France has a network of railways 60,000 km long, of which 42,000 are roads of general interest and 18,000 are roads of local interest (often narrow-gauge), operated by various companies, subsidized by the departments. It took more than half a century to build this network. The first line, which came into operation at the end of the Restoration, was that between Saint-Ètienne and Andrézieux (1828). In 1842 there were only 500 km. of railways. The nine major lines departing from Paris were built from 1843 to 1859, and with them the length of the roads increased to 16,000 km; finally, from 1859 to today, under the regime of agreements between the state and large companies, the total number of lines in operation has reached 42,000 km. At the same time, the tonnage of trains has increased dramatically, the power of the machines, the number of passengers and the weight of the goods transported. The number of travelers, who numbered 6 million in 1841, rose to 165 million in 1880 and 460 million in 1906. After the war, the railway networks had to reconstitute their facilities and materials; and now that the reconstruction work has been completed, progress has also been made with respect to 1913, as can be seen from the following figures:
According to historyaah.com, the railways of general interest are divided into seven networks: State, North, East, Paris-Lyon-Mediterranean, Mezzogiorno, Orléans, Alsace-Lorraine, five of which have their headquarters in Paris and the major departure stations and ‘I arrive; the Mezzogiorno company has its administrative headquarters in Bordeaux and the Alsatian-Lorraine network in Strasbourg.
All the important lines converge fanwise in the direction of Paris; but if this arrangement has had favorable effects for the capital, it has had less favorable effects for the various regions, owing to the difficulty of getting from one end of the territory to the other, without passing through Paris. However, it should be noted that modifications have been introduced to the general route: large industrial centers (Lille, Nancy), large agglomerations (Lyon) and important ports (Bordeaux, Marseille) have attracted railways; and direct agreements between the companies led to the creation of rapid trains which, without passing through Paris, connect large centers (Calais-Basel or Marseille, Bordeaux-Lyon-Geneva, Bordeaux-Sète-Marseille-Nice).
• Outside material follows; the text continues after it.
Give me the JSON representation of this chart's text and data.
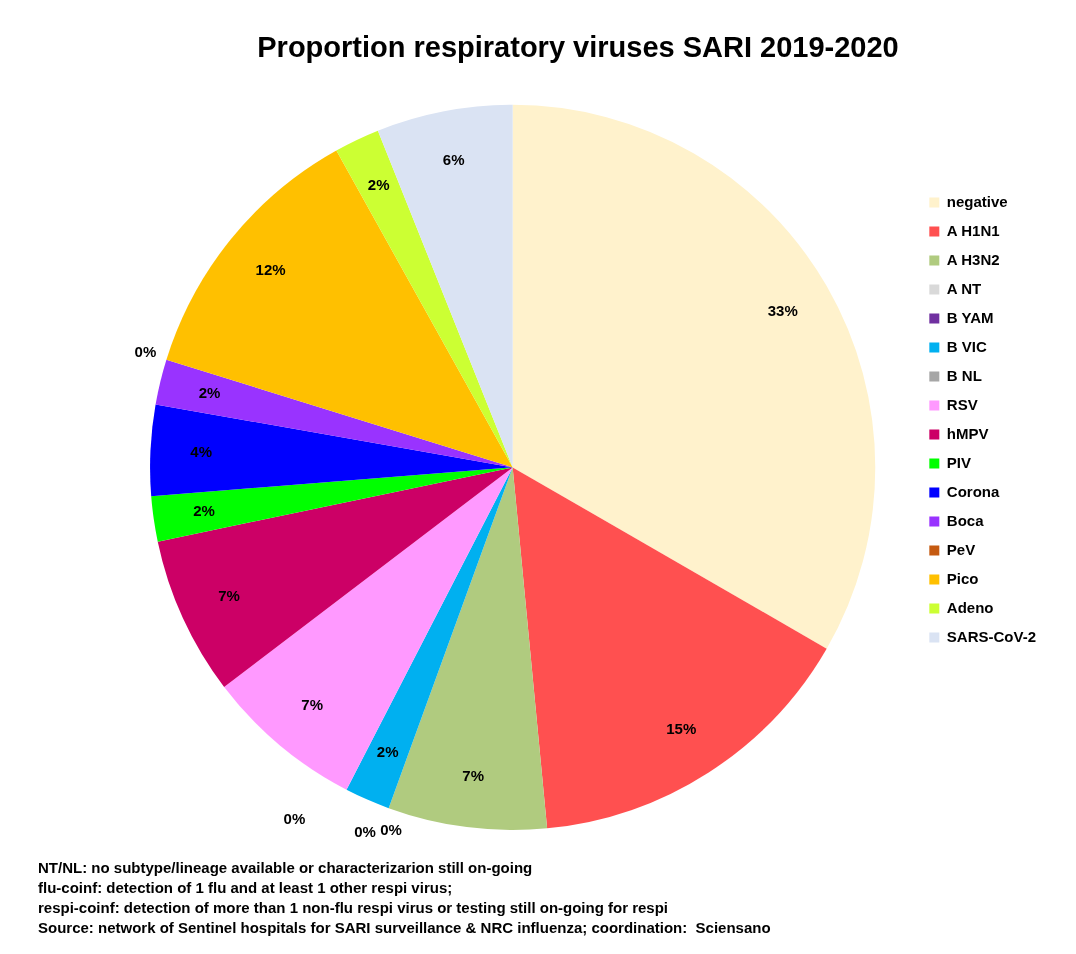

Of all the French networks, that of the North (3865 km.) Is the densest due to the favorable conditions of the relief and the agricultural and industrial wealth of the regions covered. Its international lines facilitate relations between France, England, Belgium, the Netherlands, Germany, Eastern Europe; they all have a traffic exceeding 2,000,000 tons. The Eastern network (5072 km.) Is a dense continental network, serving agricultural Champagne and industrial Lorraine; its international lines connect Paris with Germany and Central Europe. Alongside a predominantly west-east traffic (Paris-Strasbourg line) there is traffic that increases more and more perpendicularly to the first, for the Reims-Belfort-Basel lines; Reims-Dijon. The Paris-Lyon-Mediterranean network (10,190 km.) connects France with Switzerland and Italy, and, for Marseilles, with the colonies of North Africa and Asia. There is little traffic on the lines that cross the Jura and the Alps, with the exception of the Lyon-Geneva line, in which it exceeds 1,500,000 tons. But the Paris-Marseille line is really the line of heavy traffic, so much so that part of the goods must even be diverted to the Bourbonese line and the Lyon-Nîmes line. The southern network is not very dense (length of the railways 4989 km.); the heavy traffic circulates on the Sète-Bordeaux line which is the main artery of the network; however the wealth of the Landes determines a heavy traffic on the line between Bordeaux and Spain. The Paris-Orléans network (8479 km.) Has less important traffic than the first three mentioned, due to the fact that it serves almost purely agricultural regions: on the main line of the network, Paris-Orleans-Bordeaux, the figure of 2 million tons. it is only passed on the Paris-Orléans and Angoulême-Bordeaux sections. The network of the state, which comes immediately after the Paris-Lyon-Mediterranean for the kilometric length (9325 km.), Is the network of western France. While the traffic of goods can only be said to be really intense on the Paris-Rouen-Le Havre line, passenger transport is more active there than on any other network (seaside resorts in Normandy and Brittany, communications with America). The Alsace and Lorraine railways (2344 km.) Reveal an intense circulation from Switzerland to Luxembourg and Belgium (Basel-Strasbourg, Metz-Luxembourg-Ostend).
Traction on the various networks is not always by steam: on the contrary, most companies tend to implement a vast electrification program (see above: White coal). In 1926 the electrified lines represented: 759 km for the Mezzogiorno network. (Dax-Tolosa and branches towards the Pyrenees spas, Bordeaux-Hendaye); for Orléans, 232 km. (Paris-Vierzon); for the state network, 47 km. (lines in the Paris district); for the Paris-Lyon-Mediterranean route, the routes on the Chambéry-Modane line.